Relate Killed?

Question

Relate Killed?

kevwilhelm95 opened this issue a year ago · comments

Hello,

I am trying to run relate on > 400,000 samples. I know this is quite the task and I believe I have figured out a way to run while chunking the samples into 6 different groups and comparing head to head. For example, I would compare split 1 to split 2 which would consist of ~78,000 samples in each group (~156,000 per relate run). I thought this would fix my issues with memory, however, when I run Somalier, it still gets killed within seconds. I calculated I would need at least 42 Gb of memory to run this and my machine has 250Gb available. Any other ideas of how to work around this?

Brent Pedersen · Answer 1 · Mon May 01 2023 04:17:01 GMT+0800 (China Standard Time)

That's a large cohort!
What is the exitcode when it fails within seconds?
I think you might be hitting memory limits. Maybe you can split to smaller groups of e.g. 20K?

Also, to make sure I understand your splits ,you are sending a total of 78K samples per run? Is that right?

kevwilhelm95 · Answer 2 · Mon May 01 2023 08:35:30 GMT+0800 (China Standard Time)

This is the error command - b'somalier version: 0.2.16\n[somalier] starting read of 78306 samples\nKilled\n'. I have run it combining splits (~156,000) and just within one split (78,306 samples). I guess I will just keep splitting until I have enough resources to run.

kevwilhelm95 · Answer 3 · Tue May 02 2023 05:46:51 GMT+0800 (China Standard Time)

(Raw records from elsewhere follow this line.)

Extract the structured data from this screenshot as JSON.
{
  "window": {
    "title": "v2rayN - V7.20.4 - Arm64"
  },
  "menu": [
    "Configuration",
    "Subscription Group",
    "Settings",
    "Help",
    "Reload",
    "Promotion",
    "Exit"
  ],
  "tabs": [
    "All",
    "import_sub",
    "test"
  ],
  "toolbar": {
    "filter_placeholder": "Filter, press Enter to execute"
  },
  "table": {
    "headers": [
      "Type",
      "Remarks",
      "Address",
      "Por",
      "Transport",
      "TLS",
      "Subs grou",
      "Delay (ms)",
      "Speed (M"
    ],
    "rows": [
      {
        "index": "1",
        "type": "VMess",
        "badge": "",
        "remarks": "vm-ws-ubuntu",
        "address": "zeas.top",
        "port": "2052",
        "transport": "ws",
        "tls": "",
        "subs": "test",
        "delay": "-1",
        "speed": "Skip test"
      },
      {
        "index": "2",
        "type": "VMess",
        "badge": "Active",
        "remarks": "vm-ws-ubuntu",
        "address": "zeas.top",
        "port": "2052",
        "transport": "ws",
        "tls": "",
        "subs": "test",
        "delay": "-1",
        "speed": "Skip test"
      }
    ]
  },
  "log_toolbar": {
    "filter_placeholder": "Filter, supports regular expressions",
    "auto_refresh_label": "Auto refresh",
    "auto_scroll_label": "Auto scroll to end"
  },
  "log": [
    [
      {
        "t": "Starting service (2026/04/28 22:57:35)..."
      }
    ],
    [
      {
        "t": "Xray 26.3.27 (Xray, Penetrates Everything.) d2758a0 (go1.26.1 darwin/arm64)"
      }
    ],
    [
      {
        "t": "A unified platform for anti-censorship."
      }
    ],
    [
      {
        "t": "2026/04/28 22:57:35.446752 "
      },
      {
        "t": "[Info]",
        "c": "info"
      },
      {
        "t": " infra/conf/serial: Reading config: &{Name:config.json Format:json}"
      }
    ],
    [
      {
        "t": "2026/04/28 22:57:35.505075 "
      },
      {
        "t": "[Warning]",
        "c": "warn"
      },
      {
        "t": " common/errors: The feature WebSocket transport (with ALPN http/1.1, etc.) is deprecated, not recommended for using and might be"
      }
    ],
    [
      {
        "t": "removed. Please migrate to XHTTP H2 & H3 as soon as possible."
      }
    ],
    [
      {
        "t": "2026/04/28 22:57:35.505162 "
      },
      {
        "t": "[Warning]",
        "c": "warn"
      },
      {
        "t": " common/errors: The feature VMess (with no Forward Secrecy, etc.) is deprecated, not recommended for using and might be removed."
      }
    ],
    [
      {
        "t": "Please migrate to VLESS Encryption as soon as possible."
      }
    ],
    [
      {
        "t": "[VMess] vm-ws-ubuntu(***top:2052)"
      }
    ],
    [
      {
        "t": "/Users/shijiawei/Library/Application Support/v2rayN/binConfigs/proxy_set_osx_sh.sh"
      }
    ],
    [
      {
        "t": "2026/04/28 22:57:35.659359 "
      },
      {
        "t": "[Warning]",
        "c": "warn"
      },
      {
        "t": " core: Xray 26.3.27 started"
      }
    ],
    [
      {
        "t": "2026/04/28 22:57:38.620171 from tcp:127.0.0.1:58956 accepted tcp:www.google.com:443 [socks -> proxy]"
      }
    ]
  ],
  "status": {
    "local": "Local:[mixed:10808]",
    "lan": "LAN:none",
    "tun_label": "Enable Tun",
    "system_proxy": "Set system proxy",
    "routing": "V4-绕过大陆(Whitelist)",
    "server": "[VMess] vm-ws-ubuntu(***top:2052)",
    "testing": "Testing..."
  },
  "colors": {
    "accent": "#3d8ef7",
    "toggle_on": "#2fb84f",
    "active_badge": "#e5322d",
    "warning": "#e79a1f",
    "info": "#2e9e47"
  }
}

@brentp Another question that I am curious about, my group has previously used KING to estimate the relatedness of individuals in our cohort, but our cohort has grown so large that we are testing out Somalier. Using KING, we defined 2nd degree relatives as those with kinship > 0.0884. Does this threshold fit with the relatedness predictions from Somalier or is there another threshold we should use?

Thank you for all of your hard work on this

Brent Pedersen · Answer 4 · Thu May 04 2023 00:57:35 GMT+0800 (China Standard Time)

That cutoff should generally be ok. The problem is if you have 20K samples, and a single sample with low-quality, that may appear to be related at that level to 19,999 other samples. So you do have to do some filtering.
I use the html plot to decide on reasonable cutoffs--this will be difficult with the size of your cohort, but should work for 10-20K as it sub-samples unrelated samples pretty heavily.

Another thought is that it's most likely to die generating the JSON for the html as that uses a lot of memory. But even in that case, you may still get the text-output.